Still others, however, do not make differential offers, with some stating explicitly that it would be unfair. For example, Nottingham Trent University says that “the entry requirements for the university’s courses are all applied consistently to ensure fairness and transparency of its offers”.

But the universities that pursue the policy are unapologetic. “Some of our academic schools use what we call a range of offers to ensure that they recruit and select the best students,” said Pia Pollock, admissions policy adviser at Manchester University. Lower offers are made to candidates unlikely to achieve the highest grades if they can convince admissions staff that they have the potential to succeed - for example, in the written application, she added.

The details of the process were laid bare following a request made under the Freedom of Information Act on behalf of TES that revealed wide variation among university admissions policies. While many are still placing considerable emphasis on predicted grades, some have reviewed their policies in the light of Government pressure on state schools to disclose - or “cash in” - their AS-level results this year.

For example, Birmingham University has reviewed its criteria for medicine as a result of the “wider availability of AS results”. “Where a school does not cash in AS results, nor supply the university with information about the achieved AS results, the university cannot guarantee that the applicant will not be at a disadvantage,” it told schools.

Leeds University says it takes a holistic view, using all the information provided by applicants as part of its decision-making process. “We therefore strongly encourage all applicants to declare their cashed-in AS results,” it added.

No university admitted to making a distinction between applications from state and independent-school candidates. But this does not mean that the independents are happy about the “range of offers” policy.

“Students and their teachers are being put in a difficult position by the complexity of the university admissions system and the lack of predictable patterns, with each university setting its own rules,” Dr William Richardson, general secretary of the Headmasters’ and Headmistresses’ Conference, said.

Indeed, Mrs Georghiou, who is also co-chair of the Independent Schools’ Universities Committee, went further.

“We are aware of Birmingham Medical School’s policy on AS grades this year and it’s a really good example of how powerful university departments, where there is lots of pressure for places, can introduce new rules outside the Ucas system,” she said. “Ucas is trying to set a level playing field and then a university is able to move the goalposts at the other end. That’s a very serious issue and is very unhelpful for teachers and candidates.

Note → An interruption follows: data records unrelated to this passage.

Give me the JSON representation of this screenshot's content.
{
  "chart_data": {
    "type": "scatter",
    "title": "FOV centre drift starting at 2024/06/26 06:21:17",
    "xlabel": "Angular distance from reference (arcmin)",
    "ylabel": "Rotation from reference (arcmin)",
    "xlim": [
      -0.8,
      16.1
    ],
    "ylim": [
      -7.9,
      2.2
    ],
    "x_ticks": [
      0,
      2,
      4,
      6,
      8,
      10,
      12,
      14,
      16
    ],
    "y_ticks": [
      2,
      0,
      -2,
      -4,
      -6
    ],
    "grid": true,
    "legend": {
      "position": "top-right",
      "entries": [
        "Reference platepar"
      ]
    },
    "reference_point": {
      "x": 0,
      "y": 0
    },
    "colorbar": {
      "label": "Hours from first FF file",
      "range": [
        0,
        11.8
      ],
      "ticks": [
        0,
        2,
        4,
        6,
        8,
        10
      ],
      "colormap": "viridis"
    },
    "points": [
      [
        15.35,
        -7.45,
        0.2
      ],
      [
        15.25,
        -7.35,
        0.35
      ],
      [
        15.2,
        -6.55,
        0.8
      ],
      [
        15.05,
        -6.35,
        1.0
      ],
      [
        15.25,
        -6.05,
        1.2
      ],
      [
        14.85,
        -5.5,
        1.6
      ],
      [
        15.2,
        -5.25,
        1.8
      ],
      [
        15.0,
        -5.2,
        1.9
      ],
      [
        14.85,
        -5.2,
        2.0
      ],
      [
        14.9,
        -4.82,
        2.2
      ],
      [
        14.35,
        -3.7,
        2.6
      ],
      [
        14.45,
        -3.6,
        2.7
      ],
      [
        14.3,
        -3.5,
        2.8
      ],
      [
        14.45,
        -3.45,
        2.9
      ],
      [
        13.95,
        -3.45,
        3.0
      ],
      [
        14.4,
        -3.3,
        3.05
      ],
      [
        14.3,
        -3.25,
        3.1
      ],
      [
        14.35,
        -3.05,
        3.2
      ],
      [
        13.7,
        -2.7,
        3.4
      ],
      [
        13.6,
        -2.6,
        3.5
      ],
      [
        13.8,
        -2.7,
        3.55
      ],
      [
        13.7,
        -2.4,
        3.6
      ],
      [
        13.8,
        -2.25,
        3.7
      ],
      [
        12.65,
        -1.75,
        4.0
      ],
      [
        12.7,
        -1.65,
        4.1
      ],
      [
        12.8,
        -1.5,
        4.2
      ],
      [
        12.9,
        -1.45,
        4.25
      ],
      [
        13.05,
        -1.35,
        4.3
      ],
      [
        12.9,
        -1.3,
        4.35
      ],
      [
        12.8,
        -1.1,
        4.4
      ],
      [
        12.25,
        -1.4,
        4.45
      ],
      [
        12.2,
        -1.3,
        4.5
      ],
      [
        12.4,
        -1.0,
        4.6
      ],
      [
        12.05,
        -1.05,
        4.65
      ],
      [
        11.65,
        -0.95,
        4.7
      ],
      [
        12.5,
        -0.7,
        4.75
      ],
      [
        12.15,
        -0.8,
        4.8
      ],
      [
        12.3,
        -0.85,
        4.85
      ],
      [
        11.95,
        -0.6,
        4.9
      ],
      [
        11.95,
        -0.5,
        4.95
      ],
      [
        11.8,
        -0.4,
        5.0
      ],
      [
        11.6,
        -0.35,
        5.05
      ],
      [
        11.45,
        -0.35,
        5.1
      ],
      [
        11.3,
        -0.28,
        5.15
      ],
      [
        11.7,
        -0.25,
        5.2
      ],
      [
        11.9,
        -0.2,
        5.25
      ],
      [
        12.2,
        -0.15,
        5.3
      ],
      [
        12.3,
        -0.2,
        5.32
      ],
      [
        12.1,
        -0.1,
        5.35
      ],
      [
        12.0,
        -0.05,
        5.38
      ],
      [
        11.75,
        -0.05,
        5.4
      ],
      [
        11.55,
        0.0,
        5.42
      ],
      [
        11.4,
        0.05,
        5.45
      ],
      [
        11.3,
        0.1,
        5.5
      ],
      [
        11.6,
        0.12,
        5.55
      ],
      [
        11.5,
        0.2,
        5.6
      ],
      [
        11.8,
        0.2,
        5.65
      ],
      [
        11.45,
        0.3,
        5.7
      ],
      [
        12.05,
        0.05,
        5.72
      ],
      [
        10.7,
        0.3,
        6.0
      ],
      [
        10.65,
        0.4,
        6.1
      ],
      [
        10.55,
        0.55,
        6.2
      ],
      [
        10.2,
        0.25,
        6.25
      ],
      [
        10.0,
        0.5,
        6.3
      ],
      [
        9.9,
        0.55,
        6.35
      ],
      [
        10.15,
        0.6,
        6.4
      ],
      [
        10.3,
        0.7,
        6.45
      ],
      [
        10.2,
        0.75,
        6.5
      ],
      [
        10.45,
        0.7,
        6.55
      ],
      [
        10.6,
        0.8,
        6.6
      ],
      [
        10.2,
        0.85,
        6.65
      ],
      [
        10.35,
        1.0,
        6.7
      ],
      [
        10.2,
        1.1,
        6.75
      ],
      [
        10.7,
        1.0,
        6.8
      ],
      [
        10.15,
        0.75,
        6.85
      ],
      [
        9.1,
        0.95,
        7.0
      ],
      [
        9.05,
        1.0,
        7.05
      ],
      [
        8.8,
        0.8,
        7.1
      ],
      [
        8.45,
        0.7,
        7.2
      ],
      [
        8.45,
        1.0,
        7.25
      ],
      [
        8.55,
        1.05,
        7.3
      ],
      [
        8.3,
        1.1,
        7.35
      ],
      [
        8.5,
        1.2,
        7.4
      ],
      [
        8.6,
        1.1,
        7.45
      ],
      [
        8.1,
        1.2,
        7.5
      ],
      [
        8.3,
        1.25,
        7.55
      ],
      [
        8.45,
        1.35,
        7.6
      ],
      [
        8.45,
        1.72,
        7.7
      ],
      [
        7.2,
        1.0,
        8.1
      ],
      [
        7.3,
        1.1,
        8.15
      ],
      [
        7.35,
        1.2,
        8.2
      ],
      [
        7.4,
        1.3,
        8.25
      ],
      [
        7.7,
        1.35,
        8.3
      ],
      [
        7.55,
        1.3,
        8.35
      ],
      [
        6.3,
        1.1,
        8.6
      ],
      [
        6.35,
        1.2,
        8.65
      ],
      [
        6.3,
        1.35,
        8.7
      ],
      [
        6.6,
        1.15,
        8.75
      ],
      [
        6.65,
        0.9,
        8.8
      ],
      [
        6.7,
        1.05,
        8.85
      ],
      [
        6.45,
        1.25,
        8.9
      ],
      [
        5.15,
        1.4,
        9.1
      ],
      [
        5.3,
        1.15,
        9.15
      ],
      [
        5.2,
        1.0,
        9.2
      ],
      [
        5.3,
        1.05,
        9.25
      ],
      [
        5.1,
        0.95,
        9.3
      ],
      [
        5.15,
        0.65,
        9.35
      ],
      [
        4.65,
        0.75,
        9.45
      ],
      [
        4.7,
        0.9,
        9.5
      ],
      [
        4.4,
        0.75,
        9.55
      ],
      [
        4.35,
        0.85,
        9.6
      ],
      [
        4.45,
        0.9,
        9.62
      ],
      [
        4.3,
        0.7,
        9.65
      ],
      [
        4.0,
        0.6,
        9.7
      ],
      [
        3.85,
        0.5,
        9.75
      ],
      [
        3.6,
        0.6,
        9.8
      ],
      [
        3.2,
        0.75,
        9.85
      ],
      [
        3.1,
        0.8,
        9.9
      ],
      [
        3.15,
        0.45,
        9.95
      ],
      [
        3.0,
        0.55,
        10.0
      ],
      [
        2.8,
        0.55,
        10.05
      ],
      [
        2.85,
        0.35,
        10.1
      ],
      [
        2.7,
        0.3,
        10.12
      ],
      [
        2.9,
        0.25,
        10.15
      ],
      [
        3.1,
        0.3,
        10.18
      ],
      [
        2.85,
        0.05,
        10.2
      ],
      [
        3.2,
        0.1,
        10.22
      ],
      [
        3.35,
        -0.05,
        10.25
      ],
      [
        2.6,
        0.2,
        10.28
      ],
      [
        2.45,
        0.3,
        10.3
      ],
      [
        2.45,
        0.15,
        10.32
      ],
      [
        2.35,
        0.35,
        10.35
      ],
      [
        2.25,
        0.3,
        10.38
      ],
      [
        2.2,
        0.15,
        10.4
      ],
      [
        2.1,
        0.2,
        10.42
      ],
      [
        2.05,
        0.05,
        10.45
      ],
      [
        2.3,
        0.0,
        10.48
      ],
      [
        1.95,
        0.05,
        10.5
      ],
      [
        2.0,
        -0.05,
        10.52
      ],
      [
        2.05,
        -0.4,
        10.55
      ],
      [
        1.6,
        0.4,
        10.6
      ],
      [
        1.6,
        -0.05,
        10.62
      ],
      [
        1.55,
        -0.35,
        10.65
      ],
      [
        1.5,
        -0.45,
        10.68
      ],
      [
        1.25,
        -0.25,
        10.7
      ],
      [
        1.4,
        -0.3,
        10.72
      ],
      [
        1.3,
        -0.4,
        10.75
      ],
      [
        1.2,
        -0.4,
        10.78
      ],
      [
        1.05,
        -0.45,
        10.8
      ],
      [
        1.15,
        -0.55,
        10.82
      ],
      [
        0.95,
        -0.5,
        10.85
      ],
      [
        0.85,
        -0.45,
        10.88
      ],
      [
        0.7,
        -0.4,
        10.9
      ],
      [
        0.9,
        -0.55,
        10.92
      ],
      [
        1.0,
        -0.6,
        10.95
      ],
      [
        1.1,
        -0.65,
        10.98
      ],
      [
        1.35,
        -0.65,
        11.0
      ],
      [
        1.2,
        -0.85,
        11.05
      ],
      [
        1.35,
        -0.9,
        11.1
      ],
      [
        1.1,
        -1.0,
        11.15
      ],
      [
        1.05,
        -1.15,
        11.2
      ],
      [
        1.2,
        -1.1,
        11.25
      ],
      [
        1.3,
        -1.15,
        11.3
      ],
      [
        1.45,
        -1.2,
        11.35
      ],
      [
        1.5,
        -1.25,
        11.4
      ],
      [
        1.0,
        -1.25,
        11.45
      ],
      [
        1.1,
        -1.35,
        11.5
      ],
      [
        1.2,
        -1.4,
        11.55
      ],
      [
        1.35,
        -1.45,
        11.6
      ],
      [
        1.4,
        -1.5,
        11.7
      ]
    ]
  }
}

“I feel especially sorry for young people applying for medicine. How on earth they write a statement when there aren’t four medical schools that want the same thing, I don’t know.”

Perhaps surprisingly, the university sector found some support among the classroom unions. “I am sure that universities have good reason for making a range of offers, but the wide variation in admissions policies makes things very difficult for teachers,” said Darren Northcott (pictured, right), NASUWT national official for education.

“An application that is right for one university may be wrong for another, and what teachers want is fairness and transparency from universities, which is not always evident,” he added.

But what the issue really highlights is ongoing argument about the nature of university applications. One longstanding campaigner on the issue is Sir Peter Lampl, chair of educational charity the Sutton Trust, who wants to remove the conditions that make such variations possible.

“We believe that the best way to create a level playing field for all university candidates is to admit them on their actual, not predicted, A-level grades,” he said. “A post-qualifications application system, where applications are made after A-level grades are known, would remove the uncertainties and complexities in university admissions that disadvantage students from non-privileged backgrounds.”